Whether on the TRX system or on gymnastic rings, more and more climbers are incorporating suspension training into training programs in an effort to strengthen their core, shoulders, and entire body in a climbing specific way.  Additionally, when combined with more traditional forms of climbing training, like campusing and hard bouldering, suspension training has the added benefit of being a great form of injury prevention as well as a form of strength training.  Here at Training Beta we are big fans of suspension training and some sort of it is featured in all of our Training Programs.

“Suspension training engages those tiny stabilizing muscles in your core, shoulders, legs, and back that are necessary for climbing but often ignored by traditional weight machines and dumbbell exercises.” – JP Whitehead

To help you add some suspension training into your training program, here’s an article from Climbing Magazine that outlines three different circuits featuring a total of ten different exercises.  Climbing Magazine worked with Fraser Quelch, the head trainer for TRX, to specifically design these circuits for climbers with the goal of strengthening specifically injury prone areas.

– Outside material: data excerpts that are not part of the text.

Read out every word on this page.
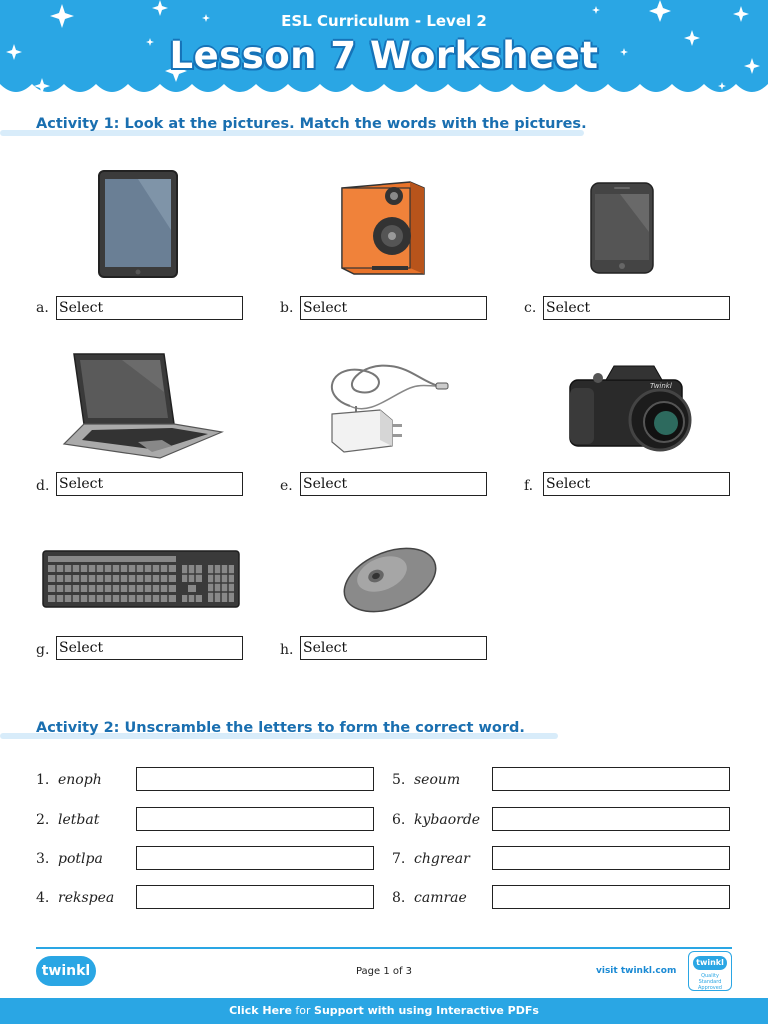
ESL Curriculum - Level 2
Lesson 7 Worksheet
Activity 1: Look at the pictures. Match the words with the pictures.
a. Select	b. Select	c. Select
Twinkl
d. Select	e. Select	f. Select
g. Select	h. Select
Activity 2: Unscramble the letters to form the correct word.
1. enoph
2. letbat
3. potlpa
4. rekspea
5. seoum
6. kybaorde
7. chgrear
8. camrae
twinkl	Page 1 of 3	visit twinkl.com
twinkl
Quality Standard Approved
Click Here for Support with using Interactive PDFs
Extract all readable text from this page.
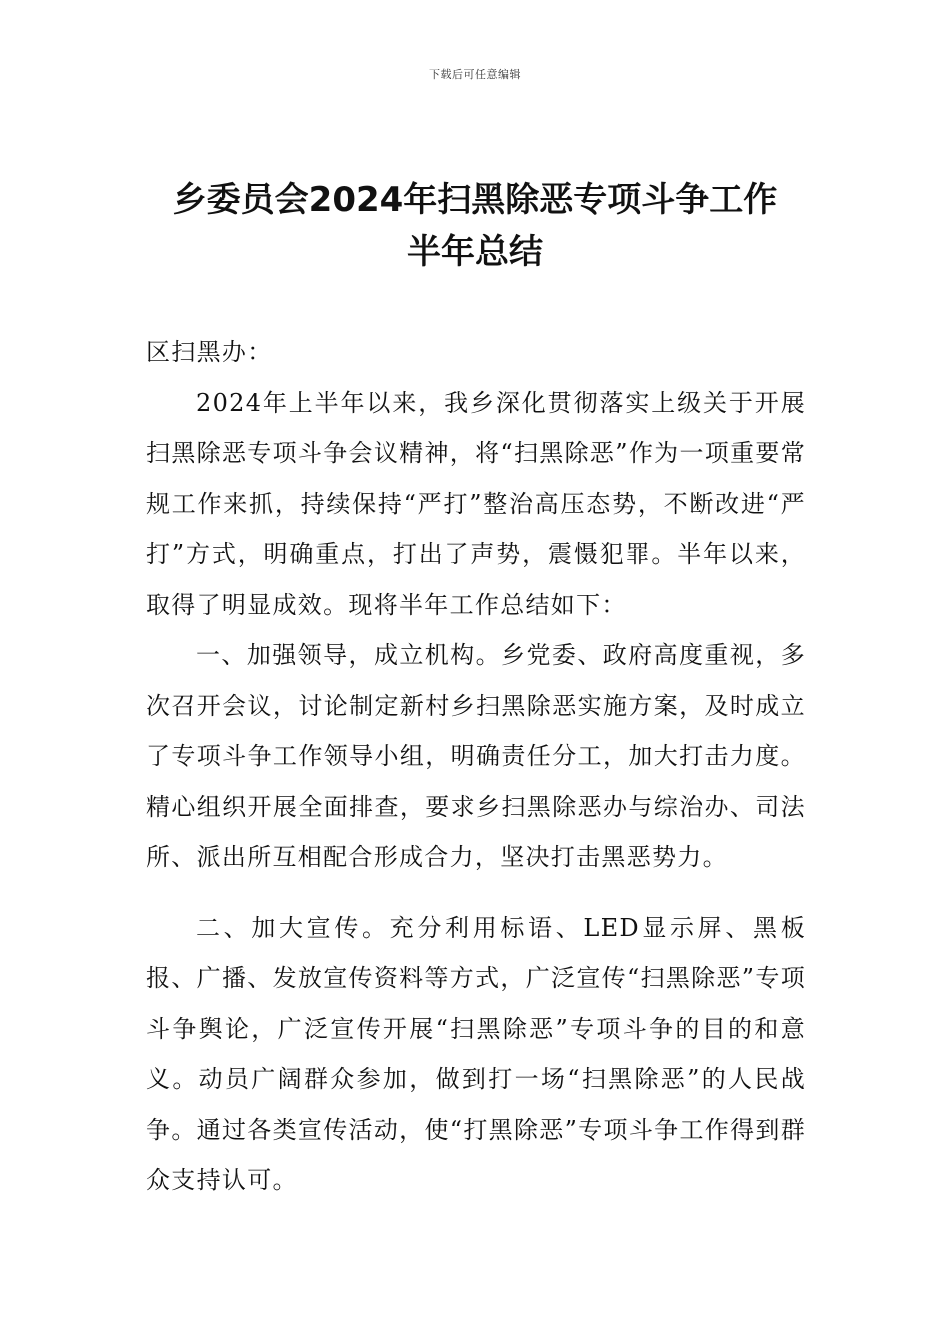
下载后可任意编辑
乡委员会2024年扫黑除恶专项斗争工作
半年总结

区扫黑办：

2024年上半年以来，我乡深化贯彻落实上级关于开展扫黑除恶专项斗争会议精神，将“扫黑除恶”作为一项重要常规工作来抓，持续保持“严打”整治高压态势，不断改进“严打”方式，明确重点，打出了声势，震慑犯罪。半年以来，取得了明显成效。现将半年工作总结如下：

一、加强领导，成立机构。乡党委、政府高度重视，多次召开会议，讨论制定新村乡扫黑除恶实施方案，及时成立了专项斗争工作领导小组，明确责任分工，加大打击力度。精心组织开展全面排查，要求乡扫黑除恶办与综治办、司法所、派出所互相配合形成合力，坚决打击黑恶势力。

二、加大宣传。充分利用标语、LED显示屏、黑板报、广播、发放宣传资料等方式，广泛宣传“扫黑除恶”专项斗争舆论，广泛宣传开展“扫黑除恶”专项斗争的目的和意义。动员广阔群众参加，做到打一场“扫黑除恶”的人民战争。通过各类宣传活动，使“打黑除恶”专项斗争工作得到群众支持认可。
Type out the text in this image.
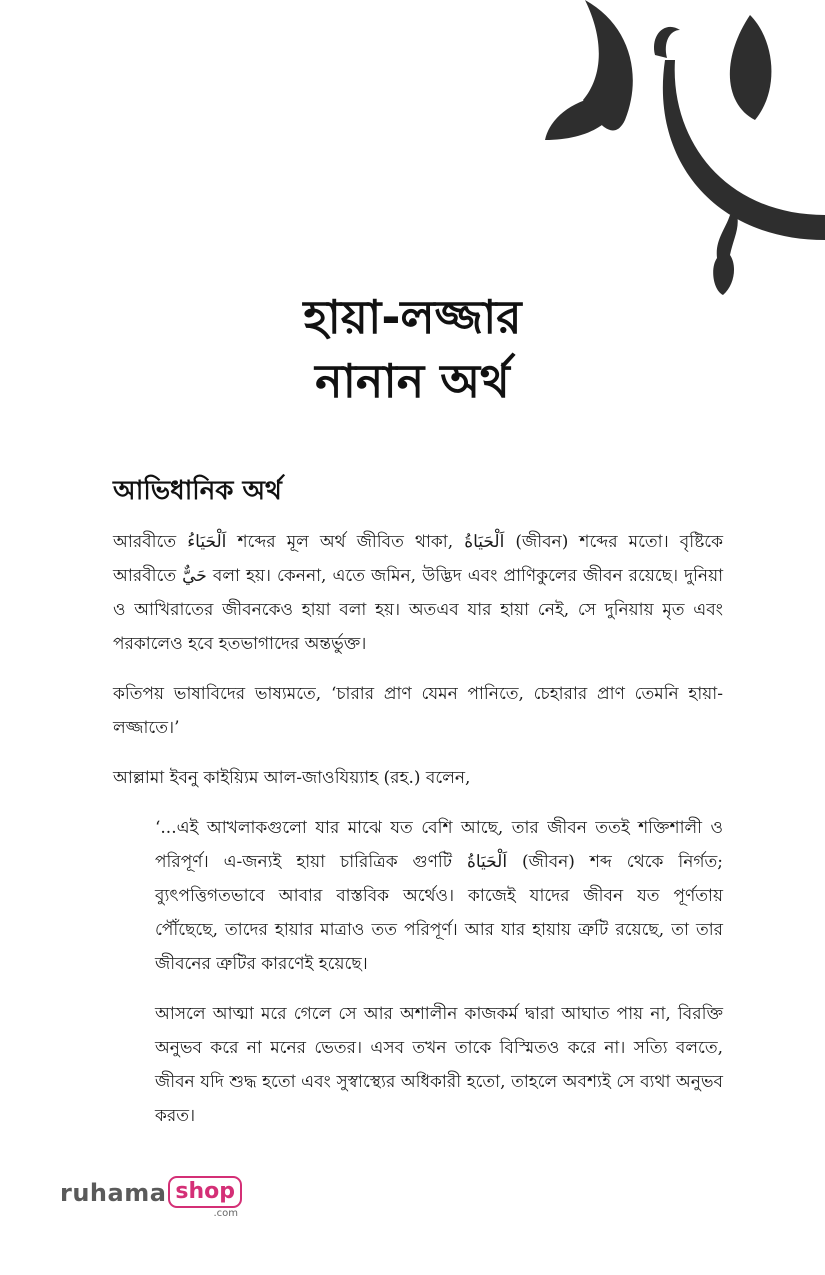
হায়া-লজ্জার
নানান অর্থ
আভিধানিক অর্থ

আরবীতে اَلْحَيَاءُ শব্দের মূল অর্থ জীবিত থাকা, اَلْحَيَاةُ (জীবন) শব্দের মতো। বৃষ্টিকে আরবীতে حَيٌّ বলা হয়। কেননা, এতে জমিন, উদ্ভিদ এবং প্রাণিকুলের জীবন রয়েছে। দুনিয়া ও আখিরাতের জীবনকেও হায়া বলা হয়। অতএব যার হায়া নেই, সে দুনিয়ায় মৃত এবং পরকালেও হবে হতভাগাদের অন্তর্ভুক্ত।

কতিপয় ভাষাবিদের ভাষ্যমতে, ‘চারার প্রাণ যেমন পানিতে, চেহারার প্রাণ তেমনি হায়া-লজ্জাতে।’

আল্লামা ইবনু কাইয়্যিম আল-জাওযিয়্যাহ (রহ.) বলেন,

‘...এই আখলাকগুলো যার মাঝে যত বেশি আছে, তার জীবন ততই শক্তিশালী ও পরিপূর্ণ। এ-জন্যই হায়া চারিত্রিক গুণটি اَلْحَيَاةُ (জীবন) শব্দ থেকে নির্গত; ব্যুৎপত্তিগতভাবে আবার বাস্তবিক অর্থেও। কাজেই যাদের জীবন যত পূর্ণতায় পৌঁছেছে, তাদের হায়ার মাত্রাও তত পরিপূর্ণ। আর যার হায়ায় ত্রুটি রয়েছে, তা তার জীবনের ত্রুটির কারণেই হয়েছে।

আসলে আত্মা মরে গেলে সে আর অশালীন কাজকর্ম দ্বারা আঘাত পায় না, বিরক্তি অনুভব করে না মনের ভেতর। এসব তখন তাকে বিস্মিতও করে না। সত্যি বলতে, জীবন যদি শুদ্ধ হতো এবং সুস্বাস্থ্যের অধিকারী হতো, তাহলে অবশ্যই সে ব্যথা অনুভব করত।

ruhama shop
.com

The ten exercises feature are:

  1. Body saw
  2. Side plank with hip raise
  3. Overhead squat
  4. Clock press
  5. Deltoid series: I,Y,Ts
  6. Atomic pushup matrix
  7. T-spine rotation
  8. Pike
  9. Rotational Warding with March
  10. Plank with Abduction and Scorpion

Click through below to check out the circuits for yourself.  All the exercises are illustrated with pictures and instructions to make it really easy for you to give these circuits a shot.  While there are tons of other beneficial suspension exercises, these three circuits are certainly a great place to start. 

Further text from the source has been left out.